The ‘Demand Revolution', accountability and profitability were in focus at the opening session of CII's two-day marketing summit in Mumbai on Thursday.

The 11th edition of the Summit was on the theme ‘Elephants Can Dance - New Ways to Market to a New India'.

Emphasising the need for marketers to embrace change and stay ahead of change with bold, experimentative and innovative strategies was Mr Sam Balsara, Chairman of the Summit and CMD, Madison World.

“At no point have marketers faced as many challenges as they do today,” observed Mr Balsara.

Delivering the keynote address, Mr Rick Kash, CEO, The Cambridge Group, and author of How Companies Win , outlined why India, despite its current and projected growth, will still have to be ready for challenges.

He said, “With long-term oversupply and contracting demand in the developed markets, India is as much in focus around the world as China. We believe that India will grow at over 8 per cent over the next four to five years, but there will be challenges even here because today it's one small, flat world we live in.”

Demand

He urged marketers and companies to pay attention to demand like never before, and said, “Hold the marketing organisation to the same metrics on understanding the current, latent and emerging demand, as you do the supply side. Companies once used to create the supply, and then turned to marketing and sales. Successful companies today first understand different demands and get differentiated supply to cater to this demand. I urge you to change the sequence, not the engineering.” Mr Kash noted that profitability was key, and to unlock that, understanding the demand stemming from most profitable customers was critical. Mr Gulu Mirchandani, CMD, Mirc Electronics Ltd, underlined the need for marketers to become accountable with marketing expenses. Profitability - not market share - should be in focus, according to him.

He said, “Marketing must know where the demand is, and where the profitable demand is. Marketing has to get involved in R&D and product development, to help understand the nature of demand and create products to cater to that demand. The product is king, if you ask me. If all products were not differentiated, what would the advertising say?”

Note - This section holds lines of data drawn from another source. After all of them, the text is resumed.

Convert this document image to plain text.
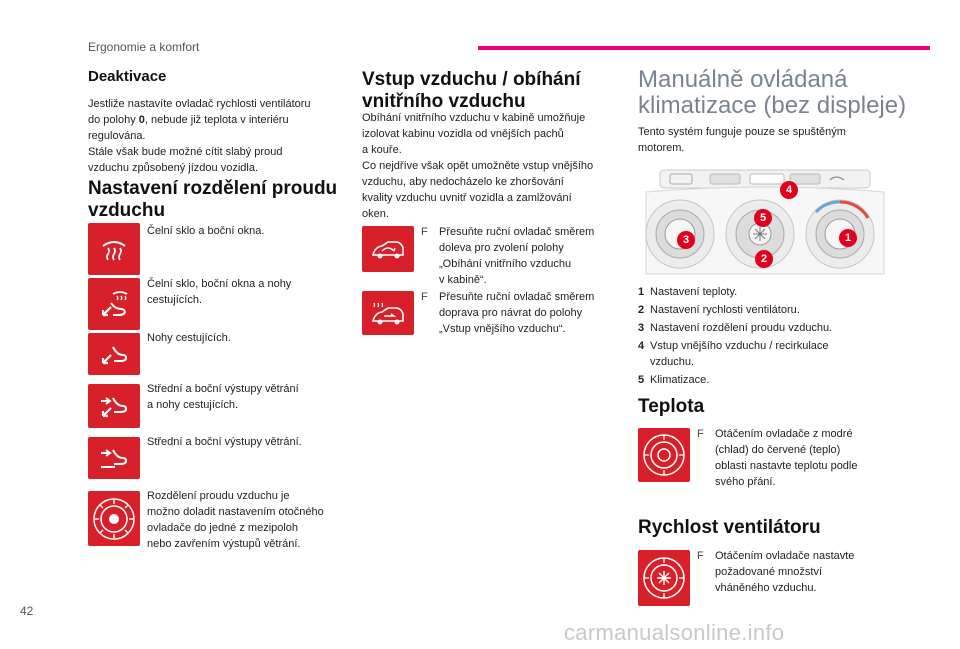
Ergonomie a komfort
Deaktivace

Jestliže nastavíte ovladač rychlosti ventilátoru

do polohy 0, nebude již teplota v interiéru

regulována.

Stále však bude možné cítit slabý proud

vzduchu způsobený jízdou vozidla.

Nastavení rozdělení proudu
vzduchu
Čelní sklo a boční okna.
Čelní sklo, boční okna a nohy
cestujících.
Nohy cestujících.
Střední a boční výstupy větrání
a nohy cestujících.
Střední a boční výstupy větrání.
Rozdělení proudu vzduchu je
možno doladit nastavením otočného
ovladače do jedné z mezipoloh
nebo zavřením výstupů větrání.
Vstup vzduchu / obíhání
vnitřního vzduchu

Obíhání vnitřního vzduchu v kabině umožňuje

izolovat kabinu vozidla od vnějších pachů

a kouře.

Co nejdříve však opět umožněte vstup vnějšího

vzduchu, aby nedocházelo ke zhoršování

kvality vzduchu uvnitř vozidla a zamlžování

oken.

F	Přesuňte ruční ovladač směrem
doleva pro zvolení polohy
„Obíhání vnitřního vzduchu
v kabině“.
F	Přesuňte ruční ovladač směrem
doprava pro návrat do polohy
„Vstup vnějšího vzduchu“.
Manuálně ovládaná
klimatizace (bez displeje)

Tento systém funguje pouze se spuštěným

motorem.

1
2
3
4
5
1 Nastavení teploty.
2 Nastavení rychlosti ventilátoru.
3 Nastavení rozdělení proudu vzduchu.
4 Vstup vnějšího vzduchu / recirkulace
vzduchu.
5 Klimatizace.
Teplota
F	Otáčením ovladače z modré
(chlad) do červené (teplo)
oblasti nastavte teplotu podle
svého přání.
Rychlost ventilátoru
F	Otáčením ovladače nastavte
požadované množství
vháněného vzduchu.
42
carmanualsonline.info
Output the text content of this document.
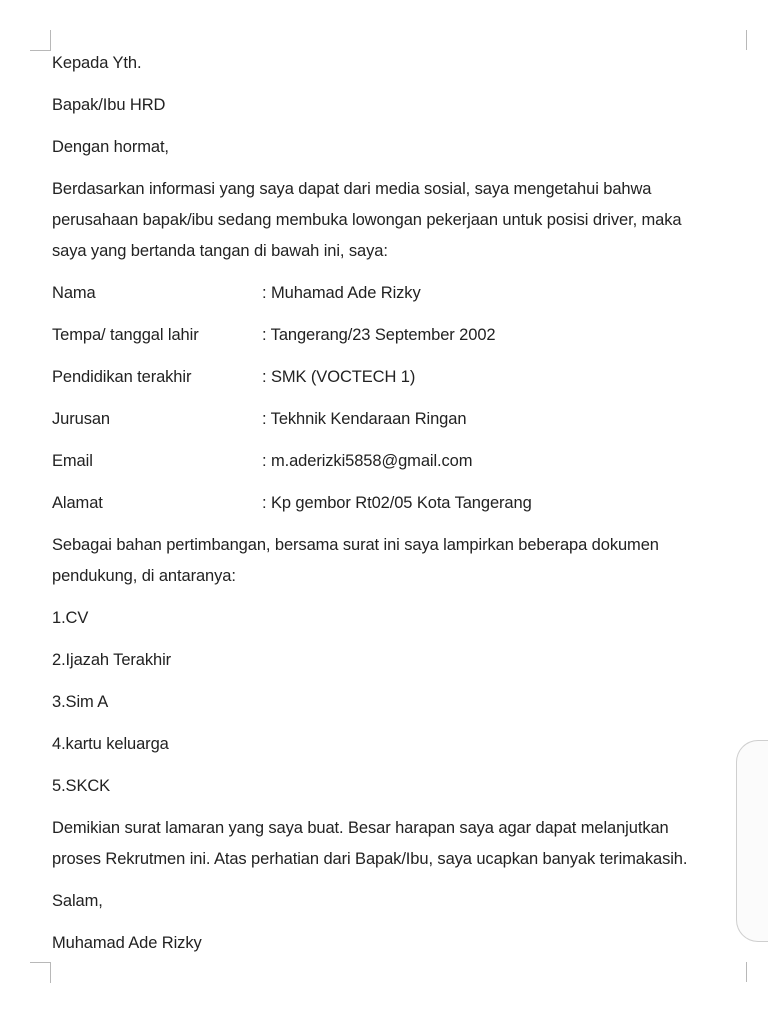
Kepada Yth.
Bapak/Ibu HRD
Dengan hormat,
Berdasarkan informasi yang saya dapat dari media sosial, saya mengetahui bahwa
perusahaan bapak/ibu sedang membuka lowongan pekerjaan untuk posisi driver, maka
saya yang bertanda tangan di bawah ini, saya:
Nama	: Muhamad Ade Rizky
Tempa/ tanggal lahir	: Tangerang/23 September 2002
Pendidikan terakhir	: SMK (VOCTECH 1)
Jurusan	: Tekhnik Kendaraan Ringan
Email	: m.aderizki5858@gmail.com
Alamat	: Kp gembor Rt02/05 Kota Tangerang
Sebagai bahan pertimbangan, bersama surat ini saya lampirkan beberapa dokumen
pendukung, di antaranya:
1.CV
2.Ijazah Terakhir
3.Sim A
4.kartu keluarga
5.SKCK
Demikian surat lamaran yang saya buat. Besar harapan saya agar dapat melanjutkan
proses Rekrutmen ini. Atas perhatian dari Bapak/Ibu, saya ucapkan banyak terimakasih.
Salam,
Muhamad Ade Rizky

He took the example of P&G in the US market, and its use of analytics and multi-mix modelling to understand RoI on marketing spends.

There was unanimous consensus on the fact that integrated marketing would be the way marketers address the future.

Mr Trevor Beattie, Founding Partner, BMB, underlined the need for integrity on the part of marketers more than integration for the sake of it. He spoke of emotional integration between all the communication stemming from the brand, rather than similar-looking brand communication that didn't really belong ‘to the same family.'

Ms Kainaz Gazder, Marketing Director, P&G India, noted that with recognition of the forces acting on the market, it was obvious that marketers needed to go beyond the TV commercial and conventional advertising. The digital revolution, need for customers to participate, willingness to share brand messages, and eroding trust in marketing were in focus as she explained integrated communication with examples of Olay and Gillette (Shave India Movement).

Latent demand

Mr Chander Sethi, Managing Director, Reckitt Benckiser India, impressed on marketers the need to understand not just current consumer demands correctly, but also latent demand.

“Marketers must be able to interact and introduce innovation, and then influence consumers positively.”

In segments such as luxury automobiles, it is imperative to create consumer experiences, explained Mr Michael Perschke, Head - Audi India. He noted, “From a marketing point of view, mass media tools serve to create share of voice and awareness. But the decision-making doesn't happen by advertising.”

Several product categories are shifting their anchor media investment from traditional media, noted Mr Shripad Nadkarni, Founder Director, Market Gate Consulting.

He substantiated with examples of Jet Airways, Axis Bank and IPL, which he recognised as brands built without high-decibel advertising.

He urged marketers to look beyond the category norms and blamed ‘too many MBAs' for resistance to change from set marketing templates.